Читаем Я — не моя ДНК. Генетика предполагает, эпигенетика располагает полностью

Впрочем, хотя с этой точки зрения синдром Ретта и кажется довольно частым заболеванием, в абсолютных показателях количество пациентов не так уж и впечатляет: одна больная на каждые десять — пятнадцать тысяч женщин не вызывает достаточно интереса, чтобы добиться необходимого финансирования со стороны официальных структур.

В этом случае большая часть научных достижений имела место только благодаря поддержке родителей. Особенно знаменательным был вклад Кэти Хантер, матери ребенка с синдромом Ретта, которая основала международную ассоциацию для родителей таких детей. Именно эта организация собрала необходимые средства для финансирования исследований.

Эти исследования впервые увенчались успехом в 1999 году: было доказано, что болезнь связана с мутациями в белке МеСР2, одном из тех, что распознают метилированную ДНК и связывают метилирование ДНК с транскрипционным сайленсингом.

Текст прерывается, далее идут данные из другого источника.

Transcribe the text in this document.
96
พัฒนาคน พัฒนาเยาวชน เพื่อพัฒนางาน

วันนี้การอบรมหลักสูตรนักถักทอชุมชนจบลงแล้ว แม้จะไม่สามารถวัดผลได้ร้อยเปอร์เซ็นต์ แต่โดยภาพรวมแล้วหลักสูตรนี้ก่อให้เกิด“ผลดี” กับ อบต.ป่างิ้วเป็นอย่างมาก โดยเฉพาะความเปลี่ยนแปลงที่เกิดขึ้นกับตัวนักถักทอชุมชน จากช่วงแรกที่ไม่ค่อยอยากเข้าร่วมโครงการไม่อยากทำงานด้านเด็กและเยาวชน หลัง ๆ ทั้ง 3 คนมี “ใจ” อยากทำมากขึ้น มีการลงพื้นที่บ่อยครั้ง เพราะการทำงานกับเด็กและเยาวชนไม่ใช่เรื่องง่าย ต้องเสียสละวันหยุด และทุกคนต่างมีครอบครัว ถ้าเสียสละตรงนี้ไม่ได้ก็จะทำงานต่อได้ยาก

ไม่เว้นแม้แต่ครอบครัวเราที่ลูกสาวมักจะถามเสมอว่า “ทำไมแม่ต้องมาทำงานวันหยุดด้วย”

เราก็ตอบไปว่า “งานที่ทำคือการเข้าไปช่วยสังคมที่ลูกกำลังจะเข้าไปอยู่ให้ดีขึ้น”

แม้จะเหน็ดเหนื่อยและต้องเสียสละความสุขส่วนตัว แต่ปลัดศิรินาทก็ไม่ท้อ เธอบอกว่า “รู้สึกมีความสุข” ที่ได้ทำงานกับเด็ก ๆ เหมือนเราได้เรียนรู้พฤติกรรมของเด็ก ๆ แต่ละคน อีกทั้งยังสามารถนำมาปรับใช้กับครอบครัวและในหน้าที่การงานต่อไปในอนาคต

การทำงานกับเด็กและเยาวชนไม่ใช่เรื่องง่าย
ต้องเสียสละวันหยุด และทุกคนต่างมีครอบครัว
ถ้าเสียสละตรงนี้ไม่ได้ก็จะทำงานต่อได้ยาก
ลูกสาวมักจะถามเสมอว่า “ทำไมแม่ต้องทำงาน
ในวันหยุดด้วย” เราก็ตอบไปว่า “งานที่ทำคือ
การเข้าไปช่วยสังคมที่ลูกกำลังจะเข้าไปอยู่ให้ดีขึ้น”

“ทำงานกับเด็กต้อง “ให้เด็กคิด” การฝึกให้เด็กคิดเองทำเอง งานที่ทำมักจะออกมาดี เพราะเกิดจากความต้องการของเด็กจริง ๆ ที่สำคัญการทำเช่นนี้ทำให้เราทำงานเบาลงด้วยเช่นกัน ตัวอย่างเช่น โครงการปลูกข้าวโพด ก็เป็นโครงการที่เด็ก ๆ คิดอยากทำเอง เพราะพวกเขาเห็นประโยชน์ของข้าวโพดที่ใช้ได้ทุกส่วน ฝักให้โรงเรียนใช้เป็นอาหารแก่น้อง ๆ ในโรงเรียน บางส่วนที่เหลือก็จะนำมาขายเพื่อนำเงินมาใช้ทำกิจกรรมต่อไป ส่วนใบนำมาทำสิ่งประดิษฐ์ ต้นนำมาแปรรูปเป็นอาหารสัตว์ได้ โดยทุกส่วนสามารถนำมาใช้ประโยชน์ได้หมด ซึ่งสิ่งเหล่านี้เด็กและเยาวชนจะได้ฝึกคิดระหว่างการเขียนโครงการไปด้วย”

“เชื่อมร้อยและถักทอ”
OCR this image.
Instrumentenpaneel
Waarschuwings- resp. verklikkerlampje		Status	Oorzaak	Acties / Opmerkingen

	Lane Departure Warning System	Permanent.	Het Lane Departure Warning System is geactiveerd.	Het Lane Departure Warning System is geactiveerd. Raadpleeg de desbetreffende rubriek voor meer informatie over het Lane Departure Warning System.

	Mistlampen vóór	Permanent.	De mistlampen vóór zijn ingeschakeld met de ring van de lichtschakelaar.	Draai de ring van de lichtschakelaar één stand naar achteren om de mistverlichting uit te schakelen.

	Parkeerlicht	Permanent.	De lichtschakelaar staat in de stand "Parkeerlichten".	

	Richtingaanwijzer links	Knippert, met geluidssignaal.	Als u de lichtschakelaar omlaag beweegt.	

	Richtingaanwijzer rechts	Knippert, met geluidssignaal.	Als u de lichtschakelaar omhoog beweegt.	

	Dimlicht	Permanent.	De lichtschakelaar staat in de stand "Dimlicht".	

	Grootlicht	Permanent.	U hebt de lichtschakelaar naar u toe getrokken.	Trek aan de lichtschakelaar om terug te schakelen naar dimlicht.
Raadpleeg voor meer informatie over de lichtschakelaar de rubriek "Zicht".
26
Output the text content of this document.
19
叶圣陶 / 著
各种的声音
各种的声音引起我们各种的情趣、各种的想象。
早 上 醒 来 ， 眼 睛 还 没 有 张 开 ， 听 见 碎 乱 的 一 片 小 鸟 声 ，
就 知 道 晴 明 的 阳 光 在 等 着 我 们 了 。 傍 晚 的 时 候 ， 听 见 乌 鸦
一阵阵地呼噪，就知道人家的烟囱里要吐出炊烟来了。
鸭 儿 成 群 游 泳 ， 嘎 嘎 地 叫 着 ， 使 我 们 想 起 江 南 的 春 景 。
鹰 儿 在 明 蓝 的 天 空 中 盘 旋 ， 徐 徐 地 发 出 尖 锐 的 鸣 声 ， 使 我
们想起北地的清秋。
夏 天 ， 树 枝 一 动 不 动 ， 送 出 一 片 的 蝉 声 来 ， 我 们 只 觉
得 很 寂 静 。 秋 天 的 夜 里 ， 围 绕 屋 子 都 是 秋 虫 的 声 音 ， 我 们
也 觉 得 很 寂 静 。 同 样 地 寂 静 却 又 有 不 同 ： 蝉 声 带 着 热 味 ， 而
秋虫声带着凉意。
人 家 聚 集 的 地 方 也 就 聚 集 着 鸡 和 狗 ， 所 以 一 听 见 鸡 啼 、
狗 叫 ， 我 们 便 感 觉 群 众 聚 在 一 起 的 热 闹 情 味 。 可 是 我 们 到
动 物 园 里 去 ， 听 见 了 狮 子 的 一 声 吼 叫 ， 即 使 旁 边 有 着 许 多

Транскрипционный сайленсинг — клеточный процесс, в ходе которого ген выключается, а следовательно, перестает транскрибироваться.


В этом заключается самый интересный аспект этого синдрома: хотя речь идет о генетической болезни, привлекает внимание то, что поврежден эпигенетический элемент — уже упомянутый белок МеСР2.

Таким образом, синдром Ретта имеет двойное происхождение: с одной стороны, генетическое, потому что возникает из-за инактивации мутировавшего гена, а с другой стороны, эпигенетическое, так как потеря функции МеСР2 прерывает цепочки событий с момента метилирования ДНК в процессе транскрипционной репрессии, так что гены, которые должны быть репрессированы, таковыми не являются.

Этот факт демонстрирует важность белка МеСР2 в регуляции генов и, несмотря на то что заболевание не самое распространенное, изучение синдрома Ретта помогает понять значимость метилирования ДНК в развитии нервной системы, в частности то, когда оно необходимо для становления профилей экспрессии.

На данный момент девочки, болеющие синдромом Ретта, являются предметом тщательных исследований, и можно определить, какая именно мутация произошла в их белке. В последние годы знания о молекулах и клетках этой болезни значительно расширились, поэтому мы надеемся, что усилия многочисленных исследовательских групп не пропадут даром и значительное сокращение последствий мутации белка МеСР2 станет возможным.

Другой любопытный и довольно редкий пример генетической болезни с влиянием эпигенетики — синдром иммунодефицита, центромерной нестабильности и лицевых аномалий (Immunodeficiency, Centromere instability and Facial anomalies, ICF — аббревиатура английского названия этой болезни). Этот крайне редкий синдром (всего описано полсотни случаев по всему миру) обязан своим существованием мутациям ДНК-метилтрансфе-разы DNMT3B, которая кодирует фермент таким образом, что у людей, которые подвержены этой болезни, минимальное снижение активности DNMT влечет за собой грандиозные эффекты: в первую очередь дефицит иммунитета, а также серьезные лицевые аномалии, задержку психомоторного развития и роста и различные инфекции.

Патологии, которые мы только что описали, являются примерами того, как эпигенетика и генетика действуют заодно. Как синдром ICF, так и синдром Ретта — заболевания генетические, потому что в конце концов причина их возникновения — мутация, но мы говорим об эпигенетических отклонениях, поскольку отсутствие функции мутировавших генов вызвано генетической модификацией или ее интерпретацией.

Это не единственные заболевания с подобными характеристиками. Список довольно длинный и включает в себя синдром Рубинштейна — Тейби, синдром Со-тоса, синдром Кабуки и т. д. Существует более пятисот генов, задействованных в становлении эпигенетических профилей, так что поле для исследования широчайшее, и оно заслуживает нашего полного внимания, если мы хотим помочь семьям, страдающим от этих патологий.

С другой стороны, очень важно помнить, что нет редких больных — есть редкие заболевания. И объединившись, эти больные и их семьи бросают важный вызов системе здравоохранения и обществу, так что так или иначе мы все должны им помогать.

А сейчас некоторые данные о лечении

Какими лекарствами в будущем возможно будет вылечить нейродегенеративные заболевания?

На данный момент они еще не открыты. Последний появившийся метод лечения Альцгеймера — использование ультразвука с целью разбивать амилоидные бляшки, но это практически не связано с эпигенетикой.

А сердечно-сосудистые заболевания? Появится ли способ контролировать избыток «плохого» холестерина?

Уже сейчас используются статины с целью сократить уровень липополисахаридов низкой плотности, так называемого плохого холестерина.